Bowl or other vessel for burning
A metal bowl with sloping sides has the advantage that you can turn it to help the packet burn completely.

Setting Intention

On a physical level, frankincense and myrrh make a powerful injury treatment — but if you’ve sprained your ankle, applying them to your elbow will not help. For best results, you must localize and specify where the blockage is and the desired result. What sort of energy is stuck — romantic, financial, emotional, career? What specifically will it look like when the blockage is removed?

Building the Spell

If using frankincense and myrrh resins, you will need to powder them. You will only need a pinch or two of each — the total amount is less than the size of a dime. Take a piece, wrap it in a paper towel, and strike it with a hammer to break it into smaller pieces; use a mortar and pestle to reduce the resins to powder.

Summarize the specific desired result of this working in a sentence, or a drawing or sigil if you prefer; and write or draw it on the paper.

Place the resin into the paper and twist the paper around it; or place about ten drops each of frankincense and myrrh oil on the paper.

Place the paper in the bowl.

Raising Energy

At least five times, chant:

Free the flow
Let it go

With harm to none
This will be done

My life energy
Moving in synergy

Stagnation is gone
The blockage withdrawn

Circulation restored
Moving forward

Casting

Continue the chant until you feel the spell is charged, then set the paper alight. You may wish to continue the chant as it burns; or you may wish to silently focus your thoughts on the specific desired outcome.

Resolving

Allow the paper and powder or oils to burn completely, and the smoke to dissipate. The scent will remain behind as a deep sensory reinforcement; when you walk into the room where the smell lingers, take the opportunity to remind yourself of the intention you are working towards.

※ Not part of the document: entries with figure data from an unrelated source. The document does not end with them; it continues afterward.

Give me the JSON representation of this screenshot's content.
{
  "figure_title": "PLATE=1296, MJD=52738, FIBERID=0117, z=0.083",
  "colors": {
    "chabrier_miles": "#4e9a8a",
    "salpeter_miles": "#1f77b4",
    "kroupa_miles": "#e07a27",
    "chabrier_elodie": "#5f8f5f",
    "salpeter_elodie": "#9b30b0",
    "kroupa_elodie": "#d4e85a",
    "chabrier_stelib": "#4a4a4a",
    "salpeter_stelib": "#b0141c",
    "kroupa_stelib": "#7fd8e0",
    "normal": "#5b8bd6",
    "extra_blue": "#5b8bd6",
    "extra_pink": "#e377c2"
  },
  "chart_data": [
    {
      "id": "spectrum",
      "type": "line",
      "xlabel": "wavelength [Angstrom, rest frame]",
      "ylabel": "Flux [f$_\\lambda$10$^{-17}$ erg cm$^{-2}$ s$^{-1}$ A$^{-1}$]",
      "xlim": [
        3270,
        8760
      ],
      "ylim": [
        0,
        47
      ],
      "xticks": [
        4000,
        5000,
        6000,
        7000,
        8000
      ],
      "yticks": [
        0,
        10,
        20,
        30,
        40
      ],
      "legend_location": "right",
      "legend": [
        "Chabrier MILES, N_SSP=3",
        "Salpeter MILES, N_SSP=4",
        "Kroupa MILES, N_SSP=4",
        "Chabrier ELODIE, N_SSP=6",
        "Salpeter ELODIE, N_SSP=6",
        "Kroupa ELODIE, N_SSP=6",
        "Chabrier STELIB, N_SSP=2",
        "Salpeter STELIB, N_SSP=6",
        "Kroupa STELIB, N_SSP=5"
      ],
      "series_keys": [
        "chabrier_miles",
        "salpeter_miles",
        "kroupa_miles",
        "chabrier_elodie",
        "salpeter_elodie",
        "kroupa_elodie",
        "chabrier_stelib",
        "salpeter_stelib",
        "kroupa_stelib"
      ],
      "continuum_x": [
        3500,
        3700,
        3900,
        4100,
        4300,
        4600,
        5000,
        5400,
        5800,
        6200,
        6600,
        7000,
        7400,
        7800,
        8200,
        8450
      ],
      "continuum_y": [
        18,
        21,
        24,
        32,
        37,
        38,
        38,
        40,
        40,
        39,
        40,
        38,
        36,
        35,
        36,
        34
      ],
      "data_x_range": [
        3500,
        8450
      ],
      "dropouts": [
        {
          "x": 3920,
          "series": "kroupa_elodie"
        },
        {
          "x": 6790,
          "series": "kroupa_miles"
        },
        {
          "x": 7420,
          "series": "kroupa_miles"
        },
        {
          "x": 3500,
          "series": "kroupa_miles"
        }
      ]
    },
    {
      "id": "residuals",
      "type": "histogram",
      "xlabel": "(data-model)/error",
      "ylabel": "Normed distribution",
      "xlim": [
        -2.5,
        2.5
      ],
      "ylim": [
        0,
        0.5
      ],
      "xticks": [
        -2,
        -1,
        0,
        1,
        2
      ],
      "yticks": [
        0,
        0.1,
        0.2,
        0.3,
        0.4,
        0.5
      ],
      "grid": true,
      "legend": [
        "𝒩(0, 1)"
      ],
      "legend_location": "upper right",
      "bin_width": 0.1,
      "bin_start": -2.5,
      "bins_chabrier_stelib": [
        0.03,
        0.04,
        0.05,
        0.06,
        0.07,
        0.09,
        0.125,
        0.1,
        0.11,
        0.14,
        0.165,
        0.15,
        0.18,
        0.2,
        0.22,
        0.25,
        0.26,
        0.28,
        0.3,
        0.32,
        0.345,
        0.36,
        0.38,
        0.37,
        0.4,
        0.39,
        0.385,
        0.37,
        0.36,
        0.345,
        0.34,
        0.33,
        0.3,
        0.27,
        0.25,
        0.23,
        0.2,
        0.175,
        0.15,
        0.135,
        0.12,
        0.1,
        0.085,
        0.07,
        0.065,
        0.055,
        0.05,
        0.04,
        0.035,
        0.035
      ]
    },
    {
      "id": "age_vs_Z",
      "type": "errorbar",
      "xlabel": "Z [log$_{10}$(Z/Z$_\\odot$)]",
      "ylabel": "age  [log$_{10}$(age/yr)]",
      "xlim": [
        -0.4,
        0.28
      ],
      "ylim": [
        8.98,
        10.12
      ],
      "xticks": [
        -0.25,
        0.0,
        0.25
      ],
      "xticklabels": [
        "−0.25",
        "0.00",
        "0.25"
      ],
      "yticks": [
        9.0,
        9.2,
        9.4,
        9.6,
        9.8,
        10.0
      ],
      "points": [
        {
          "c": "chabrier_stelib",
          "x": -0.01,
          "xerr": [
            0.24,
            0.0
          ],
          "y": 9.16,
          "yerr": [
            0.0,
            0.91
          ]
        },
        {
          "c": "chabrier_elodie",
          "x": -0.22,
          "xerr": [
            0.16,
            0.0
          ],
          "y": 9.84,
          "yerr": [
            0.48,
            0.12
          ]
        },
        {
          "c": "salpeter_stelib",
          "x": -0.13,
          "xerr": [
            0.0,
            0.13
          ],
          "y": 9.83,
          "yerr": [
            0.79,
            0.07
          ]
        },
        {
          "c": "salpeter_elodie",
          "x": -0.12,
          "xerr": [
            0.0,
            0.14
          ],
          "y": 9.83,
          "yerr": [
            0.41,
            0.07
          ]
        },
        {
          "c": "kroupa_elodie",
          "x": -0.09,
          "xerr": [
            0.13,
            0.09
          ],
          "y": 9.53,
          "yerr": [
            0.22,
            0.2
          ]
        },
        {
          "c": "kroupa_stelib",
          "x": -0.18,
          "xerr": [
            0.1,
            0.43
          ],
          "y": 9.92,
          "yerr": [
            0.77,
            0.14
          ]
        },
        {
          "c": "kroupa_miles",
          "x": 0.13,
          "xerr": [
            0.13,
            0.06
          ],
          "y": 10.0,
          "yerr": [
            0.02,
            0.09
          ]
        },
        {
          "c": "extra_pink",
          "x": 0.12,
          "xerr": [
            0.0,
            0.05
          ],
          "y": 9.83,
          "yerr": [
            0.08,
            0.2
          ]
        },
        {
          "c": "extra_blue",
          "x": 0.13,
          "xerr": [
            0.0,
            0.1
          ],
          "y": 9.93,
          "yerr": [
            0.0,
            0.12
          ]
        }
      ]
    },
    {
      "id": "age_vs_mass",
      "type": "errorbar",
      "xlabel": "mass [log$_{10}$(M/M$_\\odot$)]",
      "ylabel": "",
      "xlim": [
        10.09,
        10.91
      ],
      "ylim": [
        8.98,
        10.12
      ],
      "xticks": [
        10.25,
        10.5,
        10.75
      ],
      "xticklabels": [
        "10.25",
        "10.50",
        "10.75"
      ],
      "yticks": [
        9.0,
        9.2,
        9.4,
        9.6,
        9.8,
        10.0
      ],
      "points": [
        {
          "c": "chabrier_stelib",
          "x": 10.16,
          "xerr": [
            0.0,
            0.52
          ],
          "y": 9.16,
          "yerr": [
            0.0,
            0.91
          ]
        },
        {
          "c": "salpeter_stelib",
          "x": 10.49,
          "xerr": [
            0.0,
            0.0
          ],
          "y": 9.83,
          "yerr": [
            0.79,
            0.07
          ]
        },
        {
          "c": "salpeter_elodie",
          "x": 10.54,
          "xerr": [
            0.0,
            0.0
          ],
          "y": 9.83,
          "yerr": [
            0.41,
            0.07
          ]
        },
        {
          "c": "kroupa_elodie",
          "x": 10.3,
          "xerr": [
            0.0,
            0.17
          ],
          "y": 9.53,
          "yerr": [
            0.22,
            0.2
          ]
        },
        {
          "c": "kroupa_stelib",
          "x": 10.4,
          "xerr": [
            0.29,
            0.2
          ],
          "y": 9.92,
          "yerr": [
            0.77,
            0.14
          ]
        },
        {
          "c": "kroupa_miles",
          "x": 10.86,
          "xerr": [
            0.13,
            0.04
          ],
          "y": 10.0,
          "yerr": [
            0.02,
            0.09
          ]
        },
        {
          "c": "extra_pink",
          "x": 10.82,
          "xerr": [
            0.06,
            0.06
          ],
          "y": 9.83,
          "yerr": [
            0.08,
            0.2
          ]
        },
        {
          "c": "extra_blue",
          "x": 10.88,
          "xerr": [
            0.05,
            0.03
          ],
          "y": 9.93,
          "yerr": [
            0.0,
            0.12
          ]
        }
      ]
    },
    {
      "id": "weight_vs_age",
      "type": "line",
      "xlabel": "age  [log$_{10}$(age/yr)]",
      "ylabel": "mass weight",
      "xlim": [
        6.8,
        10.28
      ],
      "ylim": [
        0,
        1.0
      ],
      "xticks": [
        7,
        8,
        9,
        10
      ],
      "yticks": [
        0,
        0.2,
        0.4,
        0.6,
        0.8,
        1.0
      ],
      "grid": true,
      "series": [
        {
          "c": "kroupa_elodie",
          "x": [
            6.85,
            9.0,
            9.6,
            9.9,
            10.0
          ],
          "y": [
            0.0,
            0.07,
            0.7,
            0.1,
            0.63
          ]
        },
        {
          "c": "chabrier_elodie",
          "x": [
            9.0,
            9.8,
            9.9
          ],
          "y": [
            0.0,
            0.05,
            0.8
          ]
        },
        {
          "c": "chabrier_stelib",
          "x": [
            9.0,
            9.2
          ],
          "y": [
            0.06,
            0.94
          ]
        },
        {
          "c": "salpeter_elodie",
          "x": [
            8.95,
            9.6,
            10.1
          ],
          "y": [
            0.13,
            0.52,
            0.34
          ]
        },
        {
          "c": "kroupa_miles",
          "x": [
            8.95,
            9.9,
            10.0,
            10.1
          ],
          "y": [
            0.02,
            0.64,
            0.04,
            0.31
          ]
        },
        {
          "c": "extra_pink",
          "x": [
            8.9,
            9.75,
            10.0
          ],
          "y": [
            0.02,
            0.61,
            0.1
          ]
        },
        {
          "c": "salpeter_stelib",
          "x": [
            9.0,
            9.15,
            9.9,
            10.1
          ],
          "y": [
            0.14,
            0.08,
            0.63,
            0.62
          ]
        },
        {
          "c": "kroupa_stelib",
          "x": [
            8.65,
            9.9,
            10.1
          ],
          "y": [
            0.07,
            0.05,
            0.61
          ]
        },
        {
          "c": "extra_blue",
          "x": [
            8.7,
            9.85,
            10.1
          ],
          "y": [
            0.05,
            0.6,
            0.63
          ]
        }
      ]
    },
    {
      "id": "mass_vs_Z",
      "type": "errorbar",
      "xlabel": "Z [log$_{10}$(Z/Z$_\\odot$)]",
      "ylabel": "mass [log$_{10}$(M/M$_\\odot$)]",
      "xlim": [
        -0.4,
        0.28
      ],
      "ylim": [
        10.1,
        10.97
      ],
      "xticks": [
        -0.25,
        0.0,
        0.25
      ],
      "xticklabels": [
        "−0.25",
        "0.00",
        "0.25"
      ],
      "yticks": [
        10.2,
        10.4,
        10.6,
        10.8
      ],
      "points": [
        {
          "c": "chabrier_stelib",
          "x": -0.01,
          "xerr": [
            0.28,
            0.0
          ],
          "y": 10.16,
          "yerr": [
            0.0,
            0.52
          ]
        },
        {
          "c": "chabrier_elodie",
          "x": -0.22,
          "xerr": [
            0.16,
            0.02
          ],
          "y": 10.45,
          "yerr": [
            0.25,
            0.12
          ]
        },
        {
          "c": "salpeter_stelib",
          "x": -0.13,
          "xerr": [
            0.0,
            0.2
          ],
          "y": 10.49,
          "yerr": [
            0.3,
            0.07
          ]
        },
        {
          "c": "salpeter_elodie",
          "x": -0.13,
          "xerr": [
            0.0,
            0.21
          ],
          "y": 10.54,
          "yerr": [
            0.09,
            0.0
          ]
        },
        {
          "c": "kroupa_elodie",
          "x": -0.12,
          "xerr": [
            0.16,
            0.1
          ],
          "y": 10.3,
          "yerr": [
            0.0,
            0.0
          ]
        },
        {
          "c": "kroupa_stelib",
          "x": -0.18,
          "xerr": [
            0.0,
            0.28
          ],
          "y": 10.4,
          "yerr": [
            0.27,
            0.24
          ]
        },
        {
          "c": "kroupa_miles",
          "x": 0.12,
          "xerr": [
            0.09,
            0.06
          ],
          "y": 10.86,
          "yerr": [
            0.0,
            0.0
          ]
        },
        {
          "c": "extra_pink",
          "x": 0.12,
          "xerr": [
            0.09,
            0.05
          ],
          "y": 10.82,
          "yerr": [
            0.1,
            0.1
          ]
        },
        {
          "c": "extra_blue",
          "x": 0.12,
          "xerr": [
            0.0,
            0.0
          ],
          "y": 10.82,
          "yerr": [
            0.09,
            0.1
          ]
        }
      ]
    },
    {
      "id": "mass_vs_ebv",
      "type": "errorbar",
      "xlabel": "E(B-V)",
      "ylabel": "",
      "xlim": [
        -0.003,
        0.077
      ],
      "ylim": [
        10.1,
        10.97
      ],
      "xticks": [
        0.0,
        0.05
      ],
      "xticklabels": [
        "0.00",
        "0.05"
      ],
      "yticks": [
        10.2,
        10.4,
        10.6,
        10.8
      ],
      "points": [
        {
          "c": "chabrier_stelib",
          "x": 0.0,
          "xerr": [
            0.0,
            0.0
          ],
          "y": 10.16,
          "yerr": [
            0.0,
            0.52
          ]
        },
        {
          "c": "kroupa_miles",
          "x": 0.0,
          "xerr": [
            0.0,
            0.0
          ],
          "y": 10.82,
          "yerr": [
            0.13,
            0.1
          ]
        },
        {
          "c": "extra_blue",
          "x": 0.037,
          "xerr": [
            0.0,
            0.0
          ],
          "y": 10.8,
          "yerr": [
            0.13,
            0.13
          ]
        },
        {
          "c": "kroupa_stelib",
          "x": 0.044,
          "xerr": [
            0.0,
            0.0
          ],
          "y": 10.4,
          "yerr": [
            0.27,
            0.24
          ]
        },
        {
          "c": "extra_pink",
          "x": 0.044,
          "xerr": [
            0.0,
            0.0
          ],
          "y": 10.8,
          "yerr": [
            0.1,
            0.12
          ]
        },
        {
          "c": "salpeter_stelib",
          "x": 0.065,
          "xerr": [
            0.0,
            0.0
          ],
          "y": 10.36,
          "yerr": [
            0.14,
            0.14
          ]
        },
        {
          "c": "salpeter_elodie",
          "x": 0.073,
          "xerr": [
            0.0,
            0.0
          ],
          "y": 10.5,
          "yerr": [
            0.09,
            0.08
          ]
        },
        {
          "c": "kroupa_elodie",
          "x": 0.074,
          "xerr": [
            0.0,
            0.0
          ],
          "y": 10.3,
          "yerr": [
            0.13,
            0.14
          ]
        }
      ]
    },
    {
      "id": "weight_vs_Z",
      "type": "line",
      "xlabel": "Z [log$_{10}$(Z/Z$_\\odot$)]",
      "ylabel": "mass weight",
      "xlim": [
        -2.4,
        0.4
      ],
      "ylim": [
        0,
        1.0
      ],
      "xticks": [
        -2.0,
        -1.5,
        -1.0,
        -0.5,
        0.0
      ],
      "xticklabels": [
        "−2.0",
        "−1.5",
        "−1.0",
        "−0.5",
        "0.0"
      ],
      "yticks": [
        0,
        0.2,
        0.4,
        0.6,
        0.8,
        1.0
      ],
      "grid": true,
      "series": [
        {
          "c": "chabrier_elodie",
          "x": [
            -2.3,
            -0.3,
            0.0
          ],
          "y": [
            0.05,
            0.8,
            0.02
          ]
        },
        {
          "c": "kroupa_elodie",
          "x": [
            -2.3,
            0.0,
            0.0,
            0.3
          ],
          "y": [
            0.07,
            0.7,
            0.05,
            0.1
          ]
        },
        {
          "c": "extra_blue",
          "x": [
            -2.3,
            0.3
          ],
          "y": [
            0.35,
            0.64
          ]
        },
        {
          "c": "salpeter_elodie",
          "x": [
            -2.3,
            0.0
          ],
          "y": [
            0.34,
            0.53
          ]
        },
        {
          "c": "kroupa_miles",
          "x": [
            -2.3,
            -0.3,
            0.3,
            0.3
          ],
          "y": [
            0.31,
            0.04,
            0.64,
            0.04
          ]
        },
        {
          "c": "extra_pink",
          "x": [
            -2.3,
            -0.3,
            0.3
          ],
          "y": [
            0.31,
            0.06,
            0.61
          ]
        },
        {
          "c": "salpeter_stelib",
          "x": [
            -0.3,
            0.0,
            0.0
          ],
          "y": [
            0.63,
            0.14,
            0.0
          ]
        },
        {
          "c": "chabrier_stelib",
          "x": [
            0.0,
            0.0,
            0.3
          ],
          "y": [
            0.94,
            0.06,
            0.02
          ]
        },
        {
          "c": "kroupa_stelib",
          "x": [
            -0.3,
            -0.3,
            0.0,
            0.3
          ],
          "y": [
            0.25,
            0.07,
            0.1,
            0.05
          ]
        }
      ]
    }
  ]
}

As the stagnation dissipates and the energy starts to flow in the hours and days following the spell, and you feel your freedom of action increase, consider what actions will bring you toward the desired result. Remember, magick helps those who help themselves; while a working begins with a spell or ritual that is fairly short in time, the working itself is a long-term process which must be maintained.